Our Gemara discusses various forms of infertility such as damage to testicles and other reproductive organs.  Of course, one of the greatest forms of existential distress is the inability to have children. It is easy to fall into despair.  A personage no less noble than the matriarch, Rachel, declared, “Give me children, for if not, I am dead.” (Bereishis 30:1)

Yet we must also acknowledge that there are other ways for human fulfillment.  In Isaiah (56:3-5) the barren and infertile are told not to despair, that actions and Good deeds are greater than children.  Our sages teach that the Good deeds of the righteous are their true progeny (See Rashi Bereishis 6:9.)

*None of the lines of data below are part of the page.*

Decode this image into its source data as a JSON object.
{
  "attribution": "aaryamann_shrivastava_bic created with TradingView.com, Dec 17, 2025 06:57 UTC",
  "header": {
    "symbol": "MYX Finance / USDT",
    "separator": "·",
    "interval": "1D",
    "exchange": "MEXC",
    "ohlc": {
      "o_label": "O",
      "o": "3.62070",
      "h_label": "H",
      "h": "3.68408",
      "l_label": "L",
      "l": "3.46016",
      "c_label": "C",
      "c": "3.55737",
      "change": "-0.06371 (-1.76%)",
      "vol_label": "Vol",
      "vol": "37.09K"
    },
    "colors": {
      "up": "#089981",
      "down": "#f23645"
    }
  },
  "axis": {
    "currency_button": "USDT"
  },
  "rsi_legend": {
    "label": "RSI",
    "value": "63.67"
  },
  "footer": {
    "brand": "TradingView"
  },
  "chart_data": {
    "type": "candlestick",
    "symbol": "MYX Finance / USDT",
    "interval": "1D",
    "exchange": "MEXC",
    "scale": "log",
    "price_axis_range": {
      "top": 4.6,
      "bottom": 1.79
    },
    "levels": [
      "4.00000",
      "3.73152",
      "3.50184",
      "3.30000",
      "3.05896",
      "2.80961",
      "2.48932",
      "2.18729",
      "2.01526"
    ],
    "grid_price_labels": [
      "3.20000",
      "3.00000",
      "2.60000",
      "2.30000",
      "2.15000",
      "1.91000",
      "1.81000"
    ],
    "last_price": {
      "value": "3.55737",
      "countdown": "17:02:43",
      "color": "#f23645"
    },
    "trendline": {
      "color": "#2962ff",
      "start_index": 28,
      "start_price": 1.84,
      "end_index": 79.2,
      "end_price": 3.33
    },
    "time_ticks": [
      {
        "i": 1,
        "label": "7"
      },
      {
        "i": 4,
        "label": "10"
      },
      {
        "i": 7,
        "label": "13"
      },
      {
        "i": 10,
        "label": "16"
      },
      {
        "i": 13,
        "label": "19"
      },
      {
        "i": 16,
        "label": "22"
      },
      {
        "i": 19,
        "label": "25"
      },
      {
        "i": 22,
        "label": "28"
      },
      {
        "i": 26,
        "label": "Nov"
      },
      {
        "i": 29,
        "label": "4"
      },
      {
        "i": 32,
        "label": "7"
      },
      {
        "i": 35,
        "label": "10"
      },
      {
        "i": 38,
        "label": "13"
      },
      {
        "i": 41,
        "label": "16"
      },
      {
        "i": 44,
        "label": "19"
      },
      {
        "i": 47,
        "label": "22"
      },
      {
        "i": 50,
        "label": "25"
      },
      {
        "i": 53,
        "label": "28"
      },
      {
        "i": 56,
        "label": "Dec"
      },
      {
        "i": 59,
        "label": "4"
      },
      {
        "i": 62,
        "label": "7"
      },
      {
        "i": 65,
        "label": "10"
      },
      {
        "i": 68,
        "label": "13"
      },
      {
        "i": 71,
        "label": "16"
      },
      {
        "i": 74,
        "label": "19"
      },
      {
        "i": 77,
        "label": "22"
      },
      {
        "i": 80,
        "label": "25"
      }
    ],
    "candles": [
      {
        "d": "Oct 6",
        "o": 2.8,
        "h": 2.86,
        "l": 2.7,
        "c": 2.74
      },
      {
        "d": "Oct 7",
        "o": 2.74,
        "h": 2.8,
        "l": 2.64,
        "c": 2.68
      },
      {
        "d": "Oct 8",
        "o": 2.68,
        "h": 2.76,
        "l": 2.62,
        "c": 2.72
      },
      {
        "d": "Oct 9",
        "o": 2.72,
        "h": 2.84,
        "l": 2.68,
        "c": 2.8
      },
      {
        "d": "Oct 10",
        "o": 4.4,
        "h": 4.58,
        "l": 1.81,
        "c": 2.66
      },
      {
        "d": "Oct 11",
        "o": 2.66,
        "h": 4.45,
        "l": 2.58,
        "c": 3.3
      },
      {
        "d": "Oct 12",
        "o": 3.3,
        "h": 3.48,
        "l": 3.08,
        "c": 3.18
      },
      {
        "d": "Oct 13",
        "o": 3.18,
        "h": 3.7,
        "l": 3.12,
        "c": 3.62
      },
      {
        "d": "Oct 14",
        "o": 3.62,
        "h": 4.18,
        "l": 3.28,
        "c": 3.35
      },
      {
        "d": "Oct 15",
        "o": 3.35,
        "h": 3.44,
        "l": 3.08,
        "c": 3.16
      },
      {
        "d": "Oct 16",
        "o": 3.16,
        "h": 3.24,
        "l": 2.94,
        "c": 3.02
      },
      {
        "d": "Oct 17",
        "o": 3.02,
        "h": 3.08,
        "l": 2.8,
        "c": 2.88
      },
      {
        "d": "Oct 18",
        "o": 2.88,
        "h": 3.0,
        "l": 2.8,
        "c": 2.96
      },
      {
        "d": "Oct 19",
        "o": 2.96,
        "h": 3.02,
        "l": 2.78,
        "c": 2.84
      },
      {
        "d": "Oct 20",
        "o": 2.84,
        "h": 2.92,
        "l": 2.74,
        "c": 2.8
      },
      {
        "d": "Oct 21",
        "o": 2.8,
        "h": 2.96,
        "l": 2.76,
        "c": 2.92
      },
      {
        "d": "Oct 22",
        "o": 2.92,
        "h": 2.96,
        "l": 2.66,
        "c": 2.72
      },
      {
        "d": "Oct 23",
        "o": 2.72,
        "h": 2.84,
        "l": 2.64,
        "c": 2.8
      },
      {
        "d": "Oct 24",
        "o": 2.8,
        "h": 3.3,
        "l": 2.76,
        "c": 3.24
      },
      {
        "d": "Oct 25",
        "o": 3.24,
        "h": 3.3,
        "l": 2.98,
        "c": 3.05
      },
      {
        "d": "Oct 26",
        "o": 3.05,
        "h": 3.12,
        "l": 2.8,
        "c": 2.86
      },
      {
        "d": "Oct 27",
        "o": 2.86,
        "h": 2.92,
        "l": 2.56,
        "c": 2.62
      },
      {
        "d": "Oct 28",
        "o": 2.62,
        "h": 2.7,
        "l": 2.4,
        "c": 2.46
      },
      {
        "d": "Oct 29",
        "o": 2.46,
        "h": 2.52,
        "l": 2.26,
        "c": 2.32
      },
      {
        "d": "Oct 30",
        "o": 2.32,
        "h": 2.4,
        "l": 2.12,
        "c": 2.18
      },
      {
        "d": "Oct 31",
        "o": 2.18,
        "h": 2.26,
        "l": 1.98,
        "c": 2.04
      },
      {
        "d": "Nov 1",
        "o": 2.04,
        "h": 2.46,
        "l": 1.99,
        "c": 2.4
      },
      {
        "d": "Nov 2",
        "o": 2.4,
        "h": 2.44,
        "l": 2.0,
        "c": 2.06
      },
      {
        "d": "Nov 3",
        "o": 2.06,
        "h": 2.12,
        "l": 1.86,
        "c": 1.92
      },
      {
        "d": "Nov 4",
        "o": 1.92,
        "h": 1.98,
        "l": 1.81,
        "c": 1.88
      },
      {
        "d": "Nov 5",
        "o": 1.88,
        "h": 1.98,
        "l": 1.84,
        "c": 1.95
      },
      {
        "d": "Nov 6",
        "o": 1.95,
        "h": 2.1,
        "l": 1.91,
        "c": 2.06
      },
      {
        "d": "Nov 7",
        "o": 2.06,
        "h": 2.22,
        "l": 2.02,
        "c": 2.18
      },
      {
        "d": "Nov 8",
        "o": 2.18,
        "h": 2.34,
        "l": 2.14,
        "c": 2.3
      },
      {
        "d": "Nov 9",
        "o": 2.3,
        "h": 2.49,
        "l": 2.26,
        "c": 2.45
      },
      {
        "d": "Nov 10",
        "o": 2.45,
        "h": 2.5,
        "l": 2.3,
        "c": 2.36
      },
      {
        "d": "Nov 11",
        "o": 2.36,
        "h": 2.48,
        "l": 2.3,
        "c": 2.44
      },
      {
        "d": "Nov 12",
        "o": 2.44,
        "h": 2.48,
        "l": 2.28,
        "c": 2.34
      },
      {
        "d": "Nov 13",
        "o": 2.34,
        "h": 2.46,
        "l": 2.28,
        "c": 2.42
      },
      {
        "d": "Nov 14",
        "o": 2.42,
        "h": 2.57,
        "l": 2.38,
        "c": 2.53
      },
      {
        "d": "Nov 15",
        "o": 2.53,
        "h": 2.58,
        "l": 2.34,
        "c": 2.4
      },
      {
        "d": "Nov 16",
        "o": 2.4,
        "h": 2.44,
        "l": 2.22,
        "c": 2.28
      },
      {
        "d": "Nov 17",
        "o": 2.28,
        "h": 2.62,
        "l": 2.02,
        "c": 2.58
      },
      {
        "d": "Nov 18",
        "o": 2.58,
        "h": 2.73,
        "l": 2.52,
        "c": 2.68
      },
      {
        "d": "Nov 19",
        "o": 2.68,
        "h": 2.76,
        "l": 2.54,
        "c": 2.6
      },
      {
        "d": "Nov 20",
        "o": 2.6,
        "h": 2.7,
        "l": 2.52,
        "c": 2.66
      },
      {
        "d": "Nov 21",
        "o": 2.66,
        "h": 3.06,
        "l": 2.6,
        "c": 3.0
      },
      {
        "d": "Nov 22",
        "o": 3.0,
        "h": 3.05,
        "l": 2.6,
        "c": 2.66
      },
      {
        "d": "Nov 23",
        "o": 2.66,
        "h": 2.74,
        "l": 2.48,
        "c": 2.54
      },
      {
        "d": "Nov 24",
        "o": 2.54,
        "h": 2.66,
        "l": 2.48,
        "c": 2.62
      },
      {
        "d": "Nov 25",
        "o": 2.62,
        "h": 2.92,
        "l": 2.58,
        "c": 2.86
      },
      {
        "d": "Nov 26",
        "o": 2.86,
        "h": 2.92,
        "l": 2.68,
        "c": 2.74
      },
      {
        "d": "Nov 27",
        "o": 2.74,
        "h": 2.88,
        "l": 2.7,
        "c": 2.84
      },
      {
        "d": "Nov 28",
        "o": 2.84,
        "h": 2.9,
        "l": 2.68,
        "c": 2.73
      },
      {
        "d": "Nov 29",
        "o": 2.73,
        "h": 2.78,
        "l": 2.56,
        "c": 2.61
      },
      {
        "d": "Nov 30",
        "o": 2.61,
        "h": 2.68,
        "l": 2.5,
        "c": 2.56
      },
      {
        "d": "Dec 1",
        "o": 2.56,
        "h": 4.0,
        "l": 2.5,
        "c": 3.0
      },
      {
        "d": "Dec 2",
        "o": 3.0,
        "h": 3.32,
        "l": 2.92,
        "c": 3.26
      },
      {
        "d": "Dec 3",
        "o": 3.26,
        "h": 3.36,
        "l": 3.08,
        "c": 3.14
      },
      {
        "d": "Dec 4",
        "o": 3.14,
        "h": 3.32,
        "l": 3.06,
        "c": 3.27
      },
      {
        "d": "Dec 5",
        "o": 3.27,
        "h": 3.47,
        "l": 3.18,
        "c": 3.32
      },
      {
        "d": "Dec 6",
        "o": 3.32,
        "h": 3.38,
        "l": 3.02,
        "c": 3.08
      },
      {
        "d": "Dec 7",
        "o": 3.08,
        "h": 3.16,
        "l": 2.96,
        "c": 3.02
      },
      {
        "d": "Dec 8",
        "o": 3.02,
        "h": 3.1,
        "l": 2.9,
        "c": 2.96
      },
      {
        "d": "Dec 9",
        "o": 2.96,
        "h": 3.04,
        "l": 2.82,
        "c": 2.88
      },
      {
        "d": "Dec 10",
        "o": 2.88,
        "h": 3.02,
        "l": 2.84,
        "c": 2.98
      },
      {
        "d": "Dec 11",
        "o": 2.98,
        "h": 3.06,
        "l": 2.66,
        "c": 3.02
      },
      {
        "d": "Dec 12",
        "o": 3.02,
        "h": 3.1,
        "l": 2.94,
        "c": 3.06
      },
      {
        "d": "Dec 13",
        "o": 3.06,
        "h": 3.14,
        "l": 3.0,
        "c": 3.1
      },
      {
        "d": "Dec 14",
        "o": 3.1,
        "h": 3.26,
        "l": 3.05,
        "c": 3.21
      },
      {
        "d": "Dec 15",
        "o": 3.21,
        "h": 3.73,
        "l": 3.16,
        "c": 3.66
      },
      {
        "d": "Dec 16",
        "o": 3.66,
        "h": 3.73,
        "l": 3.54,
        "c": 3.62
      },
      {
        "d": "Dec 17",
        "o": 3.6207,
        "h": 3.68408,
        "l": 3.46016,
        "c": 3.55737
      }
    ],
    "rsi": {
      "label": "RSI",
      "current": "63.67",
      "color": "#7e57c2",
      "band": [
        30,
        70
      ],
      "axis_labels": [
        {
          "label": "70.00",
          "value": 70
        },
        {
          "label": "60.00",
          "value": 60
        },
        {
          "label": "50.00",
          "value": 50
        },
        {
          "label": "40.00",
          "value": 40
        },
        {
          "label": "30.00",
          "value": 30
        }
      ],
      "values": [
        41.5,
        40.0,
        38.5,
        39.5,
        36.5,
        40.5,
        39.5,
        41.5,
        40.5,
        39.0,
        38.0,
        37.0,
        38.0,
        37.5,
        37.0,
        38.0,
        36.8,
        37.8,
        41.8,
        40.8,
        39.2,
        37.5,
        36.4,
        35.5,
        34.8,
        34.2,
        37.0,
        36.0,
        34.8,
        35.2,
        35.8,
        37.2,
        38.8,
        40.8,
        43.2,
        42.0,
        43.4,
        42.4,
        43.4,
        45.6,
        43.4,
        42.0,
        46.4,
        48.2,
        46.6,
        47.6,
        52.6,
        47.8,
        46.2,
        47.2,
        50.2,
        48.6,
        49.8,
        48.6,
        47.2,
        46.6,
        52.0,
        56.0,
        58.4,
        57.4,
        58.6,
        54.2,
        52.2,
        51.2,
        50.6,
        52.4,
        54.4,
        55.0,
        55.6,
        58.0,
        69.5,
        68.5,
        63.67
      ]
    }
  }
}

Even those who are blessed with children sometimes must cope with disappointment.  The wish to have more children, and the regrets about how their children were raised.  This despair can lead to, literally and figuratively, non-productive actions.  I believe this idea is being expressed by the following Midrash about Adam (Eiruvin 18b):

וְאָמַר רַבִּי יִרְמְיָה בֶּן אֶלְעָזָר: כָּל אוֹתָן הַשָּׁנִים שֶׁהָיָה אָדָם הָרִאשׁוֹן בְּנִידּוּי, הוֹלִיד רוּחִין וְשֵׁידִין וְלִילִין, שֶׁנֶּאֱמַר: ״וַיְחִי אָדָם שְׁלֹשִׁים וּמְאַת שָׁנָה וַיּוֹלֶד בִּדְמוּתוֹ כְּצַלְמוֹ״, מִכְּלָל דְּעַד הָאִידָּנָא לָאו כְּצַלְמוֹ אוֹלֵיד.

Rabbi Yirmeya ben Elazar said: All those years during which Adam was ostracized for the sin involving the Tree of Knowledge, he bore spirits, demons, and female demons, as it is stated: “And Adam lived a hundred and thirty years, and begot a son in his own likeness, after his image, and called his name Seth” (Genesis 5:3). By inference, until now, the age of one hundred thirty, he did not bear after his image, but rather bore other creatures.

Adam was in despair and his actions only produced half-hearted outcomes, actually obscene mutations.  Only once he recovered and accepted what happened, he was able to redirect his efforts and become productive.  Adam had the privilege of having more children, as some courageous Holocaust survivors were able to rebuild whole new families.  Some are not able to even build one family, while others may have regrets about their children and family. We cannot change the past, but every moment is, at least metaphorically, pregnant with possibility.